Sabtu sore, Gendis tiba-tiba kedatangan tamu. Yang bikin Gendis bingung, karena Gendis nggak kenal sama tamunya yang justru ngenalin dia.
“Hai Gendis,” sapa tamunya ini, terlihat kaku saat menyapa Gendis.
Gendis diam sejenak, karena pagar di rumahnya belum sempat dibuka. Dan setelah tersadar, barulah Gendis membalas sapaan tamunya ini.
“Kak Bram, ngapain ke sini?” tanya Gendis akhirnya, memberitaukan wujud si tamu.
“Temenin aku jalan-jalan yuk, sekalian ada yang mau diomongin,” ujar Bram.
Gendis ngerti maksudnya Bram, berarti Bram udah inget sama keteledorannya itu. Dan butuh waktu sampai 2 minggu sampai ingatannya sadar, kalau Bram punya salah ke Gendis.
“Gendis nggak bisa keluar kak, adeknya Gendis lagi tidur nggak ada yang jagain,” tuturnya menjelaskan.
“Tapi, kak Bram boleh masuk kan?”
Gendis sampai lupa, dia ngebiarin Bram di depan pagar rumahnya tanpa dipersilahkan masuk dari tadi.
Setelah Bram menginjakkkan kaki di ruang tamu rumah Gendis, Gendis pun meninggalkan Bram untuk ngambil minuman.

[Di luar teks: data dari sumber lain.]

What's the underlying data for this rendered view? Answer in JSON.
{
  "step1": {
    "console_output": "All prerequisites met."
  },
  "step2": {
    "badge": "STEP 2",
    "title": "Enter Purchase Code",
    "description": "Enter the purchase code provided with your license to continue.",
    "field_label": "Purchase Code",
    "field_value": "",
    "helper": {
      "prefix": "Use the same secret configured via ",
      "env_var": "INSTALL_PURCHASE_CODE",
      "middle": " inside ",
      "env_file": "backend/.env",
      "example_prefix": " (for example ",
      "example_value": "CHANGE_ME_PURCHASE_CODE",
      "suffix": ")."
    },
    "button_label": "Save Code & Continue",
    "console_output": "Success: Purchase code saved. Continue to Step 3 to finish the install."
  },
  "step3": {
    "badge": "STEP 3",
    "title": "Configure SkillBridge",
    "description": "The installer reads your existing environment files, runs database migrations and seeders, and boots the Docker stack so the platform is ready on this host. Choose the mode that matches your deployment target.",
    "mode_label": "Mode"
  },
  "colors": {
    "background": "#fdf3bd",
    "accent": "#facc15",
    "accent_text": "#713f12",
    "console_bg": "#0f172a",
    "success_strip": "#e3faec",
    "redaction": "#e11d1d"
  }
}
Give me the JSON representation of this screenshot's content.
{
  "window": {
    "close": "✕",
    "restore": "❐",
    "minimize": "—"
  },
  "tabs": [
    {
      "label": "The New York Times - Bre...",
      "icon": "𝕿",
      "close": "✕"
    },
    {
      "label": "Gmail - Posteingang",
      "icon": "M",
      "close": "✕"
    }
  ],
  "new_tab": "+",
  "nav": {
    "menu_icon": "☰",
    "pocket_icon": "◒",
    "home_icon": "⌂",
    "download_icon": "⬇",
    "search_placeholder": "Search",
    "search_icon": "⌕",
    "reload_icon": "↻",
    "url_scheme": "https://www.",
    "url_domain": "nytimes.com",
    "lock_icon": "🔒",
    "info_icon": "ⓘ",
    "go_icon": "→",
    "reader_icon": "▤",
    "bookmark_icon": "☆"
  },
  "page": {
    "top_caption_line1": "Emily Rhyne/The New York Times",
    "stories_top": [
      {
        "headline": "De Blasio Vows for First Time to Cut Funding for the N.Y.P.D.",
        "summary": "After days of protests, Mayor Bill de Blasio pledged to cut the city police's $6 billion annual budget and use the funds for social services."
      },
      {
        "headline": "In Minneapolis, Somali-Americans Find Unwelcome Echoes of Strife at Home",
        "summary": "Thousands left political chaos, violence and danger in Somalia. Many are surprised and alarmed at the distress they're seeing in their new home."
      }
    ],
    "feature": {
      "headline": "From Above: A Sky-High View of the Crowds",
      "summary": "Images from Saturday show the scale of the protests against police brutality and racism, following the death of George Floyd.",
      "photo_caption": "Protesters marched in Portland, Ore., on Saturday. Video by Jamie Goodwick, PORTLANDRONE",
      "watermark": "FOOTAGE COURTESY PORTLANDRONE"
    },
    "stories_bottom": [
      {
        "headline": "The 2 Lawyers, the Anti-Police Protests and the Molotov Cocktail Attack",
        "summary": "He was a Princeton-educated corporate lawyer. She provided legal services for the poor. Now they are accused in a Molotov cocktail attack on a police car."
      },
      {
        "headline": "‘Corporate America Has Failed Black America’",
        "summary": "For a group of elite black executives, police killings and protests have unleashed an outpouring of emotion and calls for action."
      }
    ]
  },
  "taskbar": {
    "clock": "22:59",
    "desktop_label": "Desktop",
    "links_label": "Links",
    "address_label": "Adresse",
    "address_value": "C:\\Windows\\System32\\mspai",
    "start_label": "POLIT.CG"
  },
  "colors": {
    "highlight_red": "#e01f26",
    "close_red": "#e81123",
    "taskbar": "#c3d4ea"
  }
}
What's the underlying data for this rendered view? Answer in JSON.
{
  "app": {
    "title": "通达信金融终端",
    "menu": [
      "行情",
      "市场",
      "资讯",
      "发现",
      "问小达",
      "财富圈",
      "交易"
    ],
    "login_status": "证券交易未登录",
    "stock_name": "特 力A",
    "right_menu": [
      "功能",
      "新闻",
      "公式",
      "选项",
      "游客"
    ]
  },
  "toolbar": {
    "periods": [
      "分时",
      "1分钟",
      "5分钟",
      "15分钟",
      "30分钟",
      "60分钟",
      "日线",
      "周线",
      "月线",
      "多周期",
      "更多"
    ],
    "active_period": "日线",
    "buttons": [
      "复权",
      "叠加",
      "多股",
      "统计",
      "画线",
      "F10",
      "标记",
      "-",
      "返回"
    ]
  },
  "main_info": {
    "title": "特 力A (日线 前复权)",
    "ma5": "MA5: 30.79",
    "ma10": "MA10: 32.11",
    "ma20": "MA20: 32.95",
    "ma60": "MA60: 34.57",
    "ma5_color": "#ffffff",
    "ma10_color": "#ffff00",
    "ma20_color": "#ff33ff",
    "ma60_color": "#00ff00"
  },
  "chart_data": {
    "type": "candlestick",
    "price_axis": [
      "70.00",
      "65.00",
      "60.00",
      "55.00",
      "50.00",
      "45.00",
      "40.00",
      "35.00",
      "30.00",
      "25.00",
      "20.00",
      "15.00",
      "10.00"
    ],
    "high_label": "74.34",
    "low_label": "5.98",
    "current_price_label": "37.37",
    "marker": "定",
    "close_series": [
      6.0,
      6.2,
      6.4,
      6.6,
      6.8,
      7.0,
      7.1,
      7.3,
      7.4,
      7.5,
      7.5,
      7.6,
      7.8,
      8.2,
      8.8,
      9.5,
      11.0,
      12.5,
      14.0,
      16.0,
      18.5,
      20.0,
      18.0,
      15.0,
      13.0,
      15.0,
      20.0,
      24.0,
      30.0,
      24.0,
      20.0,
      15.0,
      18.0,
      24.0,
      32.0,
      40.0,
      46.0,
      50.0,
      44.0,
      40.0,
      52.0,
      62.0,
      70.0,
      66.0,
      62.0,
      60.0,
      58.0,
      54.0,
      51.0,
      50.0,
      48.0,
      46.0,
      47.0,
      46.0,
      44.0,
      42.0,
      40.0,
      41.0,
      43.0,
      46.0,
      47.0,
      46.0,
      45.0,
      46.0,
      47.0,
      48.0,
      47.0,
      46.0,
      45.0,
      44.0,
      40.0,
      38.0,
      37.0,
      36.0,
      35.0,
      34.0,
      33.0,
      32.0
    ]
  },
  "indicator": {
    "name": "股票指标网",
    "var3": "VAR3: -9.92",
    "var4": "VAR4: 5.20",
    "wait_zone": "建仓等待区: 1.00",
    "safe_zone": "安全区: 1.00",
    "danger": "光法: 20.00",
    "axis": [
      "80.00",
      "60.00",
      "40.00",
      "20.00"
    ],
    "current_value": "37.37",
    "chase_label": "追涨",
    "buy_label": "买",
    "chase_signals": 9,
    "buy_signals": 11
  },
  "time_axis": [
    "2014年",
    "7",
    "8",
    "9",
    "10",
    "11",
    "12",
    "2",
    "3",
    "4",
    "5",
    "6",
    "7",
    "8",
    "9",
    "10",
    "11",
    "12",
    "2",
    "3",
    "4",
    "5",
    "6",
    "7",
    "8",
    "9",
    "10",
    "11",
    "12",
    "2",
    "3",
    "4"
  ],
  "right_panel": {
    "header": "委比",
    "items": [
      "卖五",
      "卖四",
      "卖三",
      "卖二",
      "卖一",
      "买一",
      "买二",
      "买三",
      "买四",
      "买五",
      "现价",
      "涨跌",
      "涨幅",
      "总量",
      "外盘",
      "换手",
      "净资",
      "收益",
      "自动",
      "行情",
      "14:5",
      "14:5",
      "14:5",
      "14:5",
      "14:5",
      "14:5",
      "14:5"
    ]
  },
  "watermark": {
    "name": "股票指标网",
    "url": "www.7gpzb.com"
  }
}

“Bunda kamu kerja Ndis?” tanya Bram, saat Gendis datang, dan menyajikan sirup di atas meja.
“Iya kak.”
“Hari sabtu gini?” tanya Bram lagi.
“Iya, kan Bunda bukan pegawai negeri kak. Bunda kerja sebagai customer service, jadi hari liburnya nggak ditentukan sama tanggalan merah, atau karena hari ini hari sabtu atau minggu,” jawab Gendis menjelaskan.
Setelah Gendis siuman dari komanya, bu Ayu akhirnya menerima tawaran pekerjaan sebagai customer service. Karena sudah nggak ada beban, dan putrinya juga sudah siuman.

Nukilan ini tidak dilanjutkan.